Cross account writes

Segment uses a separate AWS account for staging, and staging costs are a significant percentage of the overall AWS bill. We need to write the data about ECS services in the stage realm to the production Redshift cluster. This requires allowing the Cloudwatch subscription handlers to assume a role in production that can write to Firehose (for ECS) or to DynamoDB (for EBS). These are tricky to set up because you have to add the correct permissions to the right role in the staging account (sts.AssumeRole) and in the production account, and any mistake will lead to a confusing permission error.

This also means that you don't have a staging realm for your accounting code, since the accounting code in stage is writing to the production database. You can add a second service in stage that subscribes to the same data but doesn't write it, add extra tests, or decide that you can swallow the occasional problems with the stage accounting code.

Rolling up the statistics

Finally we have all of the pieces we need: tagged resources in the AWS billing CSV, data about when every ECS event started and stopped, a mapping between ECS service names and the relevant product areas, and EBS mapping data.

To roll all of this up, I broke out the analysis by AWS product. For each AWS product, I totaled the Segment product areas, and their costs, for that AWS product. I recommend breaking out the analysis by AWS product area because each required a fair amount of massaging - in some cases, an automated tagging rule that needed to be applied to a subset of resources that were not managed via Terraform, or in other cases (like the AWS support bill), manually tagging the entire AWS product with a single product area. EC2 was the most complex because we also needed to aggregate the EBS and the ECS data.

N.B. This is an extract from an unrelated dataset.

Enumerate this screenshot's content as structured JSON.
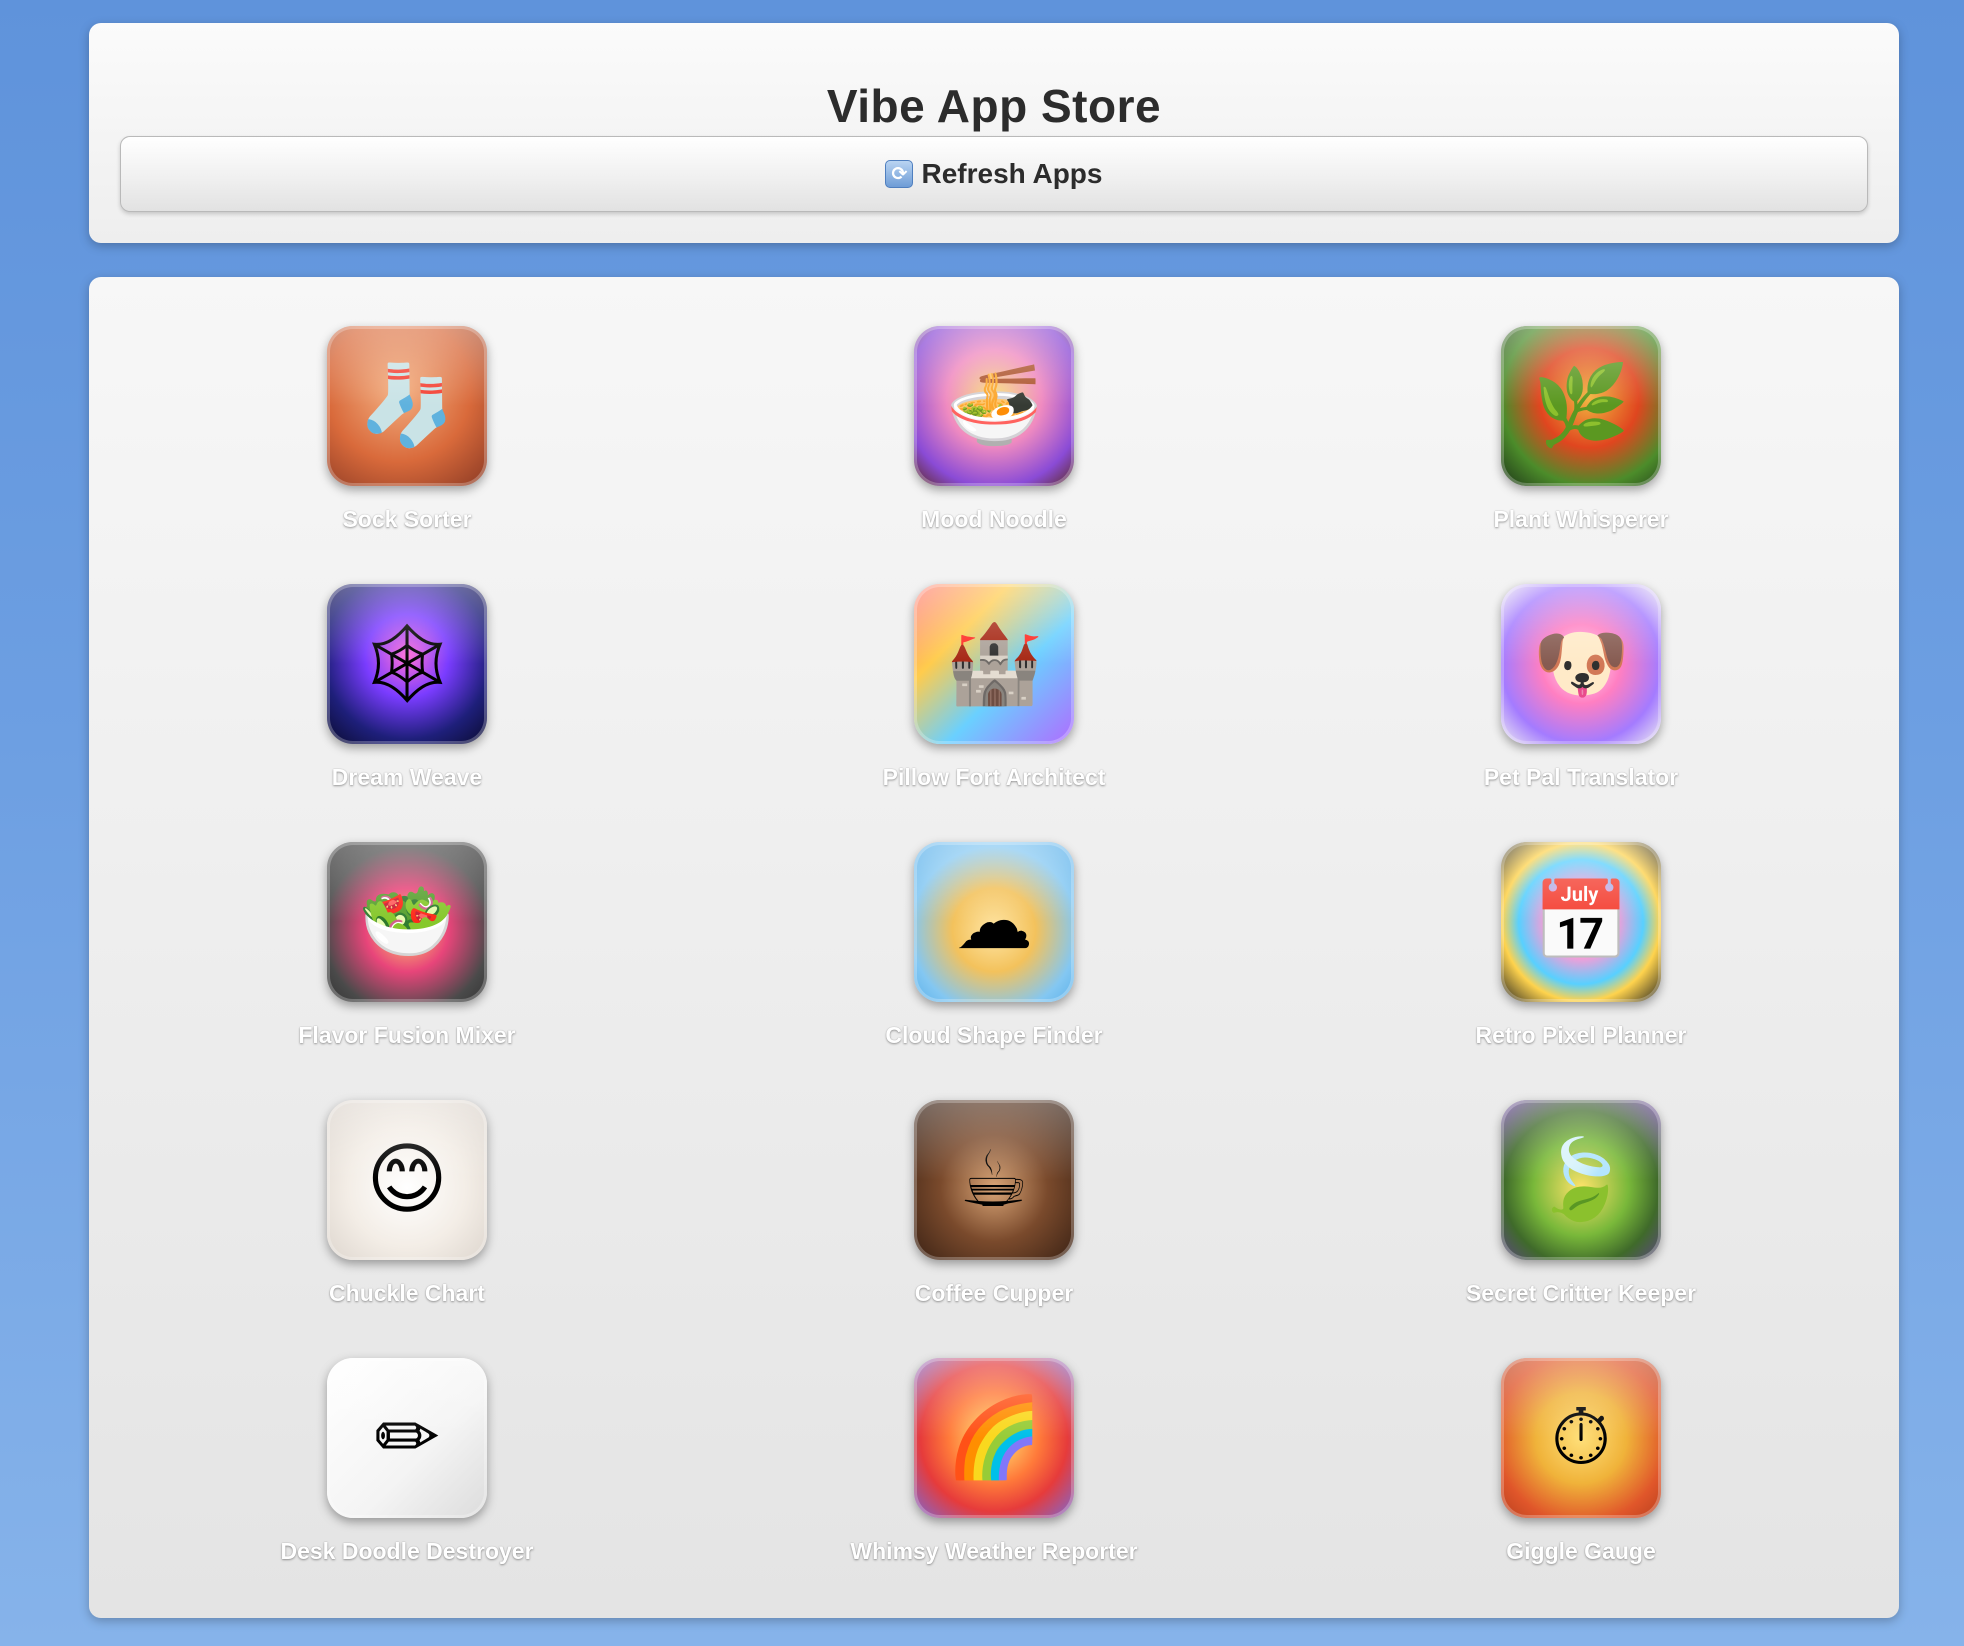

The data gets rolled up into three different tables:

For each of these tables, we have a finalized table that contains the finalized numbers for each month, and a rollup append-only table that writes new data for a month as it updates every day. A unique identifier in the rollup table identifies a given run, so you can sum the AWS bill by finding all of the rows in a given run.

Errata

Conclusion

This was a lot of hard work but at the end Segment has a lot better visibility into the components of their AWS bill, and the costs of bringing on new customers. They'll be able to see if a single service or a single product area is suddenly costing a lot more, before that causes too much of a hit to their bottom line.

Hopefully this case study will be useful for helping you get a better sense of your costs!